When there was a pause in the radio traffic I called him. “Mobil 2, I just left the student center.”
“Where are you at?”
“I'm on Lucinda at the corner.”
"Evacuate your bus, and turn around and get the bus back to the student center. I got up and turned to the 3 people on my bus, and told them to evacuate the bus and head into the student center to the lower levels. They all got off and headed in.
I was right beside, but I couldn't park it in the road. So, I had to make a left turn and go around a block and come back into the turn around at the student center. Matt helped me park it, and told me to go inside. I gathered all my things, which was easy, thanks to my preperation. I'd already turned my coat to the rain side, and put it on before I returned to the student center.
I now can hear the sirens as I get off the bus. When I enter the student center, which is a 16 floor complex, a repeated message over the intercom kept announcing to go to the lower levels of the building and to stay away from glass and windows. So, I know my way around and go downstairs. I find some of the custodians—a couple of them I know—and I stand around with them and talk about what's going on. I learn that some place to the north there was flash flooding from the river.
Since I haven't seen where the other drivers went I knew I had better to go and find them. I finally locate them in a small room watching the radar on a large screen TV. I didn't even know this was here. They're all seated around the room. I've probably missed out on the various stories of what everyone else had been doing and where they were at the time of the announcement. I know that some people had to stop wherever they were on campus and evacuate and go into other buildings.
At this point, I'm not sure if there had been a tornado touch down. Only that a funnel cloud had been seen by someone somewhere. I could see the dark red sploch on the screen we were watching, and it was close to DeKalb. It was a good call to get us all off the buses, and I felt that this was handled very well by all of the supervisors.
Eventually, we're told that whoever wants to go back can follow Mobil 2 to the Freedom Mobile. Which we do. We're about to take off when he gets a call about another storm coming through. But we are offered a ride back to base, anyway in the boss' car.
Once back to base I wait for Dennis, not sure if he knows we've been under a tornado warning. I'm waiting in the garage of base where they work on the buses along with a few mechanics, and two other people who work in the office. I'd guaged the timing pretty good, because I see the black F150 coming down the street out front, and I said “Here comes my knight in shining armor!”
I tell Dennis what was happening. He tells me that he'd been listening to the Cubs on WGN and they didn't say anything about any tornado warnings. That surprised me.

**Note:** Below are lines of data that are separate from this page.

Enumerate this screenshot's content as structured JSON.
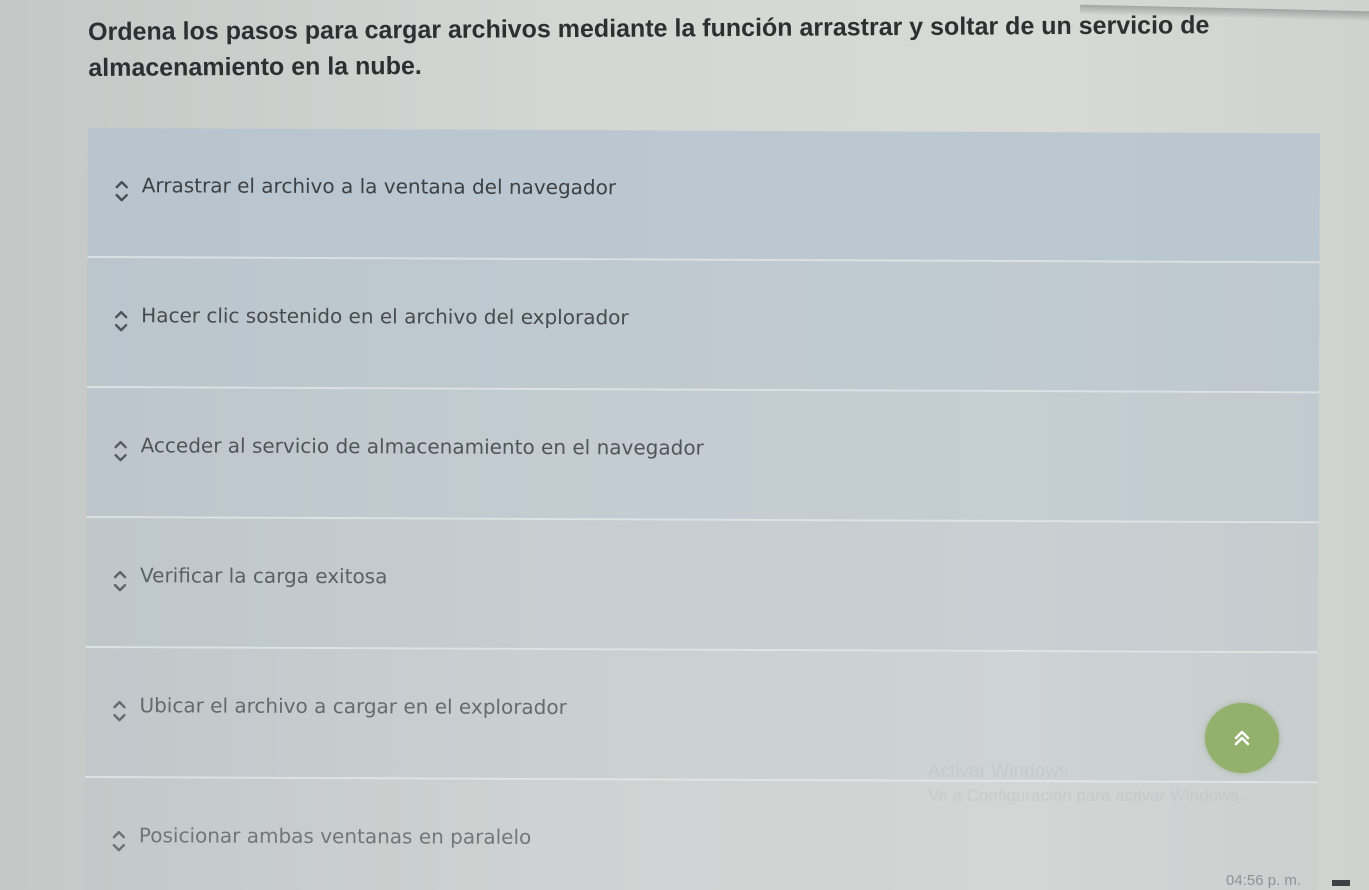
{
  "question": "Ordena los pasos para cargar archivos mediante la función arrastrar y soltar de un servicio de almacenamiento en la nube.",
  "items": [
    {
      "label": "Arrastrar el archivo a la ventana del navegador"
    },
    {
      "label": "Hacer clic sostenido en el archivo del explorador"
    },
    {
      "label": "Acceder al servicio de almacenamiento en el navegador"
    },
    {
      "label": "Verificar la carga exitosa"
    },
    {
      "label": "Ubicar el archivo a cargar en el explorador"
    },
    {
      "label": "Posicionar ambas ventanas en paralelo"
    }
  ],
  "watermark": {
    "line1": "Activar Windows",
    "line2": "Ve a Configuración para activar Windows."
  },
  "taskbar": {
    "time": "04:56 p. m."
  },
  "colors": {
    "item_background": "#bfcbd3",
    "item_text": "#3d4144",
    "arrow": "#4a4e52",
    "scroll_button": "#93b06d"
  },
  "icons": {
    "move_up": "chevron-up-icon",
    "move_down": "chevron-down-icon",
    "scroll_top": "double-chevron-up-icon"
  }
}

Before he picked me up, he'd gone and got gas and went to our bank, and now we had to make a loan payment at another bank and get a pizza. Which we do. While he runs and gets the take and bake pizza, I snack on one of the cookies he brought in a napkin. "They had hot dogs today, at the bank for customer appreciation day," he told me.
At this point it's raining, but not hard. People at this end of town had heard about the warning, but pretty much people were out and about as if nothing was going on.
We begin our way back home. Now it begins to really rain. We get behind traffic, two buses going to some sporting event. Eventually they turn. We get past the toll way entrance, which really bogs down traffic, and head out into the country. Now the rain is coming down so fast the windshield wippers can't keep up. And my husband is eating his cookie saying how he remembered it raining this bad somewhere in Nebraska--only worse. I remember that trip.
We finally make it down our quiet road. There's a lot of standing rain in the fields. "There were farmers in the fields when I left," Dennis reports.
"Well, they're gone now."
The rain lets up the further south we get and finally home, it's raining lightly.
What a way to end the semester. I didn't have to drive my last run, spent it in the basement of the student center.